The molecules that have raised government concern are the non-polymeric PFASs, such as PFOA and PFOS. They are usually water-soluble, bioavailable, bioaccumulative, mobile, and toxic small molecules, which classify them as substances of high concern for their life cycle.
On the other hand, fluoropolymers (considered PFAS by the European Chemicals Agency classification) are very large, water-insoluble, non-bioavailable, non-bio accumulative, non-mobile, and non-toxic molecules.

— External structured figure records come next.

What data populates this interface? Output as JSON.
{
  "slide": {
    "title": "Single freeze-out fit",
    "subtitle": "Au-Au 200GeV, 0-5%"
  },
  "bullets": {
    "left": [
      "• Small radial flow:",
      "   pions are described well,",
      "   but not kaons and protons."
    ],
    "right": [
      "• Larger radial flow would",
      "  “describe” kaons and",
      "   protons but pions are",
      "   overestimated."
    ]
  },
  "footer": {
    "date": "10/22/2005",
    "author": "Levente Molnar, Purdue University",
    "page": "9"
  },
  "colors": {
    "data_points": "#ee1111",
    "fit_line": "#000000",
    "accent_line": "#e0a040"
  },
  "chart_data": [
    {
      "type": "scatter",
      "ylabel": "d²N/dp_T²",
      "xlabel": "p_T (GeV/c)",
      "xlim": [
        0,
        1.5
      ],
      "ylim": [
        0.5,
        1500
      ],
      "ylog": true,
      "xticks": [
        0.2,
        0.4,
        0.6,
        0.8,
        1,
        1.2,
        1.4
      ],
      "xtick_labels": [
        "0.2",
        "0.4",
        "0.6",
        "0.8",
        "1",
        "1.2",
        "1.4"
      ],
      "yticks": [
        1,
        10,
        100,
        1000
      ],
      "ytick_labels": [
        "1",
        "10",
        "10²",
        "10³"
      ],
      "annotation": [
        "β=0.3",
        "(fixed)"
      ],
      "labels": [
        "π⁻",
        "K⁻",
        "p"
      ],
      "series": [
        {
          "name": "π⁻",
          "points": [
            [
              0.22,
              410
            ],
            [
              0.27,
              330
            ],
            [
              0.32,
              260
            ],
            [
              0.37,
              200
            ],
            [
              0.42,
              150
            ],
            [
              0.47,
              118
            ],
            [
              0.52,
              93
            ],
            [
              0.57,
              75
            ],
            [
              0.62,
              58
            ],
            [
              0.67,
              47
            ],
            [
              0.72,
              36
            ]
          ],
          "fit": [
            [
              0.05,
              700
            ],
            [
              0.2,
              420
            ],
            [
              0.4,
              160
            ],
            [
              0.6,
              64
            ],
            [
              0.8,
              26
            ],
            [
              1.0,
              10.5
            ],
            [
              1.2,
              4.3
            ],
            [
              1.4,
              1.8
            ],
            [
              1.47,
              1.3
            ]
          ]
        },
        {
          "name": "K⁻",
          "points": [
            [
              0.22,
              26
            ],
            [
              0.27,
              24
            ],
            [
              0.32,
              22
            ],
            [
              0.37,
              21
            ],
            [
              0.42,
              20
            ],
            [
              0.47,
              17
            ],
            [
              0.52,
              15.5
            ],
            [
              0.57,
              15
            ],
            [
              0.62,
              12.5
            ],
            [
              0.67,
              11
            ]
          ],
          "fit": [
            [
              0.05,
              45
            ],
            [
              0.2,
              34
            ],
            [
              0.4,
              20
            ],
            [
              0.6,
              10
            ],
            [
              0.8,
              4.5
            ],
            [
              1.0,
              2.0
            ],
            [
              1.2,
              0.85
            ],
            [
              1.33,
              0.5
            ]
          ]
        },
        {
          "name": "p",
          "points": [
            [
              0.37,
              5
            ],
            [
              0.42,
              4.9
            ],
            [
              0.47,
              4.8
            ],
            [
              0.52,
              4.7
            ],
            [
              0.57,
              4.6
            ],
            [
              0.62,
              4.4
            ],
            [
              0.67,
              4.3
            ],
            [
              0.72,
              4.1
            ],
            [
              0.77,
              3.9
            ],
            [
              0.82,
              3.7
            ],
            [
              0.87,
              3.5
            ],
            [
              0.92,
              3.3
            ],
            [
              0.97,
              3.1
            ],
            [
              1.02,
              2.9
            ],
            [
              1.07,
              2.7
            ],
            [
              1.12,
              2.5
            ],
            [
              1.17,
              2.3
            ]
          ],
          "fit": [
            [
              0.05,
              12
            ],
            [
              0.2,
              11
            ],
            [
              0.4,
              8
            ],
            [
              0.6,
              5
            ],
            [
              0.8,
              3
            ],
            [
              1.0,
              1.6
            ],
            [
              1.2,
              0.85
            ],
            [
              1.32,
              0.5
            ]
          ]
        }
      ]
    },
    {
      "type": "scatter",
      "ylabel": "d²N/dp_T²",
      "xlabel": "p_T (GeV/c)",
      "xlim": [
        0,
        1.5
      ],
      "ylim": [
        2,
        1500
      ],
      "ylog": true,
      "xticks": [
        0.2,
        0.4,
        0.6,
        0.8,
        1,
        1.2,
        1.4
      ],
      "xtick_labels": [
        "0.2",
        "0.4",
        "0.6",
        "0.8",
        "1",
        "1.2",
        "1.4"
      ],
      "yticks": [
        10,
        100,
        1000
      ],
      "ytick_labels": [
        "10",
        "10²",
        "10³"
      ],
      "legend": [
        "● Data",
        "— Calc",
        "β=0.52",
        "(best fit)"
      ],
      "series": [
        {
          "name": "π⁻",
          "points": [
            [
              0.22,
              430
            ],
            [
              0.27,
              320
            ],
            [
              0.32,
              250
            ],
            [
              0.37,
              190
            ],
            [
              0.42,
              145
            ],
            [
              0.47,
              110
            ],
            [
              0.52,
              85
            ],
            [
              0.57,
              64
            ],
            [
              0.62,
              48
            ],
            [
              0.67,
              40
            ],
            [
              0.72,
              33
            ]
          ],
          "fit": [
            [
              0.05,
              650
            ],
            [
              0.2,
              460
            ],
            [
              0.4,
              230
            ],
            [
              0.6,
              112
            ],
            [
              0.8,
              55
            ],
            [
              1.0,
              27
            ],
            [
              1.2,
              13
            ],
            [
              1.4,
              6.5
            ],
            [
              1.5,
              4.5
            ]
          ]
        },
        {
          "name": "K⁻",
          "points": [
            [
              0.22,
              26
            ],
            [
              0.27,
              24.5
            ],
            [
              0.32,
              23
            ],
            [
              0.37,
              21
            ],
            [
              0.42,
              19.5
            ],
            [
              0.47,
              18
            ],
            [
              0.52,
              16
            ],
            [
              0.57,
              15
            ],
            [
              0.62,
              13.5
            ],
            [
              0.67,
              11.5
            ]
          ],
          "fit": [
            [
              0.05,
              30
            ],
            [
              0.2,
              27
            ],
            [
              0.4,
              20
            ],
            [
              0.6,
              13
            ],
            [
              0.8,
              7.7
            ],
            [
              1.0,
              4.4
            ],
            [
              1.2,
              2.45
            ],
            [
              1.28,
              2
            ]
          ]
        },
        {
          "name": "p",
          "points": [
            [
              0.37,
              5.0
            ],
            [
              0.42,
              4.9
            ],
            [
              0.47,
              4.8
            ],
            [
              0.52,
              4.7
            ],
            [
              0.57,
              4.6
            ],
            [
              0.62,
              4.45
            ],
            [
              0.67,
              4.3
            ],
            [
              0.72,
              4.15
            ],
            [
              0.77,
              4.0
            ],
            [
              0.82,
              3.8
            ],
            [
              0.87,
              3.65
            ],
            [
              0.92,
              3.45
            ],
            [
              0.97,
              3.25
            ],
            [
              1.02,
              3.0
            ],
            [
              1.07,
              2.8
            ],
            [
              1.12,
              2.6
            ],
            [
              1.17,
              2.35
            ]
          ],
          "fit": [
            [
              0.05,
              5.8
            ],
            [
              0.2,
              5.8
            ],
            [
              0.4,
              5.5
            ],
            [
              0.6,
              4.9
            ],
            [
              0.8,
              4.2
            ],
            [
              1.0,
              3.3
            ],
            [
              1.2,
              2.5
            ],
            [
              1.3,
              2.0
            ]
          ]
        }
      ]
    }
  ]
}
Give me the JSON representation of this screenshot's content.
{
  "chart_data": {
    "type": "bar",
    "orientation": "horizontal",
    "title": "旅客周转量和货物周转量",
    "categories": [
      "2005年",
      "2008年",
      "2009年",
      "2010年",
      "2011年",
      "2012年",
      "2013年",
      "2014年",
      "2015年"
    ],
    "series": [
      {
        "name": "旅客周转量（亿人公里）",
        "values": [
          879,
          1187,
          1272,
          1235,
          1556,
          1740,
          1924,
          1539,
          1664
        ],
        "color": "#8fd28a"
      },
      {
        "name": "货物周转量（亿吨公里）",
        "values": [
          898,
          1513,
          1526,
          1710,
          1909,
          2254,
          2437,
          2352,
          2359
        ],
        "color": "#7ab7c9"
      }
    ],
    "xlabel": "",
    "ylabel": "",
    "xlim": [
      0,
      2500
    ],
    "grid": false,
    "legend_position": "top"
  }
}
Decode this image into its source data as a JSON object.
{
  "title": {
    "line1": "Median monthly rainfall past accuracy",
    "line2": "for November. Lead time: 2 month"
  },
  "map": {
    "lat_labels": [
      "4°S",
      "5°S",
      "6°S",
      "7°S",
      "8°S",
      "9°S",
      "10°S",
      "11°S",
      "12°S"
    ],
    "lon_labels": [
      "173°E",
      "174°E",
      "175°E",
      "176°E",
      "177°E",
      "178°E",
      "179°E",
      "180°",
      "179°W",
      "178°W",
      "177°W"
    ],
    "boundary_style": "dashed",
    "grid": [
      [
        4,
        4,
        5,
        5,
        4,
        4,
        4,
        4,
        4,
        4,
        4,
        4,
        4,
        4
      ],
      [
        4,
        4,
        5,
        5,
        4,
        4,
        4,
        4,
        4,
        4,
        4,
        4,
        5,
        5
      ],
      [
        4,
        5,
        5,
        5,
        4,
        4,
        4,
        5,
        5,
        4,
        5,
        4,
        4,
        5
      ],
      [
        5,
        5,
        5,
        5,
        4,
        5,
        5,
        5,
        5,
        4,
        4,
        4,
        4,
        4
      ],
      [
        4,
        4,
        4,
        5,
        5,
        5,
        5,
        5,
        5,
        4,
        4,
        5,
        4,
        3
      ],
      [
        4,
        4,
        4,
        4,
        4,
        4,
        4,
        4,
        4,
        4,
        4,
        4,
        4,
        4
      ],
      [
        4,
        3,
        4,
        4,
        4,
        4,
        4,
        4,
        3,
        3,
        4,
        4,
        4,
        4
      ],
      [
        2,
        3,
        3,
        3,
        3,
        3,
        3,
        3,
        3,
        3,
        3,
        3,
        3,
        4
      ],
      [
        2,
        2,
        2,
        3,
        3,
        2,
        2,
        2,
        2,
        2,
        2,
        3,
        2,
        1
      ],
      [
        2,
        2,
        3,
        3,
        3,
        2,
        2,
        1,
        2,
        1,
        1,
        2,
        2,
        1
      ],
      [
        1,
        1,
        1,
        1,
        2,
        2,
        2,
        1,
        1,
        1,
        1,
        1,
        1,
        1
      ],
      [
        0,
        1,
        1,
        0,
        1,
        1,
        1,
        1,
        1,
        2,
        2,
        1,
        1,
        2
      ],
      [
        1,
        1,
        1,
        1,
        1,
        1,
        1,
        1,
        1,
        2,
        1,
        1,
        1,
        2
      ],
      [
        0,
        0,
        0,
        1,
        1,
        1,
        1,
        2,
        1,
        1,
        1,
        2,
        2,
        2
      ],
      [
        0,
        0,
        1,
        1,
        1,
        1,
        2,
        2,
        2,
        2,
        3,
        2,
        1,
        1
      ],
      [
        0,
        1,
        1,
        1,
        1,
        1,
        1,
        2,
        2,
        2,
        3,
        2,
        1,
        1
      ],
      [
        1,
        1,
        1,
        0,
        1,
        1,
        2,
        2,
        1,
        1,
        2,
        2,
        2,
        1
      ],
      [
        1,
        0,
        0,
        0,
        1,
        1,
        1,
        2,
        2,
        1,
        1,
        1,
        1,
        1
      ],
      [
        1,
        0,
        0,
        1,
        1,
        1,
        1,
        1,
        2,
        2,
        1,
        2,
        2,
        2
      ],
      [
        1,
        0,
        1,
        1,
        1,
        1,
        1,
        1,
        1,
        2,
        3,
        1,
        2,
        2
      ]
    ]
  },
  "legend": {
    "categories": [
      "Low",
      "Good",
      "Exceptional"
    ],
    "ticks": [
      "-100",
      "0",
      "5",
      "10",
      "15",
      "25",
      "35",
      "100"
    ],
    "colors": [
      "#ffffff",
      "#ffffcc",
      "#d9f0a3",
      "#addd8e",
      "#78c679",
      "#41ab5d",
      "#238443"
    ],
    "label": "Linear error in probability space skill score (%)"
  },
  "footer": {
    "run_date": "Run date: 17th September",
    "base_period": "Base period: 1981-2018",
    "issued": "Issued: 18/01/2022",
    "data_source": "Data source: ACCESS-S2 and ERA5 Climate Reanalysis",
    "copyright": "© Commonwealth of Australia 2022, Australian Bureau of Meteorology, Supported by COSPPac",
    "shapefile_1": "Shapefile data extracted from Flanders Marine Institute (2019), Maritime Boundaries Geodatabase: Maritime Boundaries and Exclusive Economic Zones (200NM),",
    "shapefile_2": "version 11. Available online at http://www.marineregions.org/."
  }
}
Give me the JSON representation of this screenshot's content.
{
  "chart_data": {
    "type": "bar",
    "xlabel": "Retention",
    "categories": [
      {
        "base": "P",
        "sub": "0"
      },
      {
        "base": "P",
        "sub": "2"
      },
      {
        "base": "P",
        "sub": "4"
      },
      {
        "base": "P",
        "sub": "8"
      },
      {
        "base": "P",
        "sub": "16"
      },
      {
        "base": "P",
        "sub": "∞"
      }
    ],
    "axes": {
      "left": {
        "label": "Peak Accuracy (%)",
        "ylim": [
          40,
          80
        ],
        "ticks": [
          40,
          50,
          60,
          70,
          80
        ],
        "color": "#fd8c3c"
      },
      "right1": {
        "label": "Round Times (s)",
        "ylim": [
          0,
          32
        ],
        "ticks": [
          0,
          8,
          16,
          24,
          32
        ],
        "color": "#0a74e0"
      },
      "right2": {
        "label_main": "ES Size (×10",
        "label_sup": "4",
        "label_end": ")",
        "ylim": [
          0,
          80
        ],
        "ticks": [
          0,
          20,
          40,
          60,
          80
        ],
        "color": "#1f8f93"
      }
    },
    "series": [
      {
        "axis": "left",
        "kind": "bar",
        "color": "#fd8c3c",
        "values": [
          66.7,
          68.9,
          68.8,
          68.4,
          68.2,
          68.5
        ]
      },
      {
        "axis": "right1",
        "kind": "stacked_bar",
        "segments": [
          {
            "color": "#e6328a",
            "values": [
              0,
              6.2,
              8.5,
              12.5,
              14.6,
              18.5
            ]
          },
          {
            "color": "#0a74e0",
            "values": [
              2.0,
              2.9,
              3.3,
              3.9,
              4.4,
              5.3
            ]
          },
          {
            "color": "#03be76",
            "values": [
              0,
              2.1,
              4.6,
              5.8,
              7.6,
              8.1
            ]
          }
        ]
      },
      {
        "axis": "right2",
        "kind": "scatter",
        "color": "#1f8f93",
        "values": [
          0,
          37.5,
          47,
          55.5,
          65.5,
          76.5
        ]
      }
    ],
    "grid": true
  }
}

Why do we treat fluoropolymers as PFOA?
The main reason for banning fluoropolymers, along with non-polymeric PFASs, such as PFOA, lies in their life cycle. In order to manufacture fluoropolymers, it is necessary to intentionally add non-polymeric PFASs, which are substances of great concern.
When using PFASs as monomers or modifiers, we recover and recycle the unreacted part in a continuous closed cycle.
In the case of polymerization aids, unspent PFASs can leach out, contaminating surfaces they touch. Therefore, fluorinated polymerization aids are the main cause of PFAS emissions related to fluoropolymer production.
The end-of-life of most fluoropolymers does not differ much from conventional plastic.
Typically, these types of polymers are used in tiny parts in very complex and specific applications, making them difficult to recover and recycle. They are more likely to end up in landfill or incinerated.
If in landfills (undesirable), their waste remains inert, posing no threat to people and the environment.
However, the majority of fluoropolymer waste in the European Union (83%) ends up in thermal destruction. This process raises concern because it must reach a suitable temperature to complete mineralization.
Failure to achieve this converts large fluoropolymers into small, water-soluble, bioavailable, bioaccumulative, mobile, and toxic molecules.
In conclusion, the fluoropolymer life cycle contributes to PFAS contamination.
It may seem like over-regulation for some plastics producers, but in the end, it is difficult to ensure that fluoropolymers do not contribute to this problem, since they use high-concerned chemicals (PFAS) in their processes.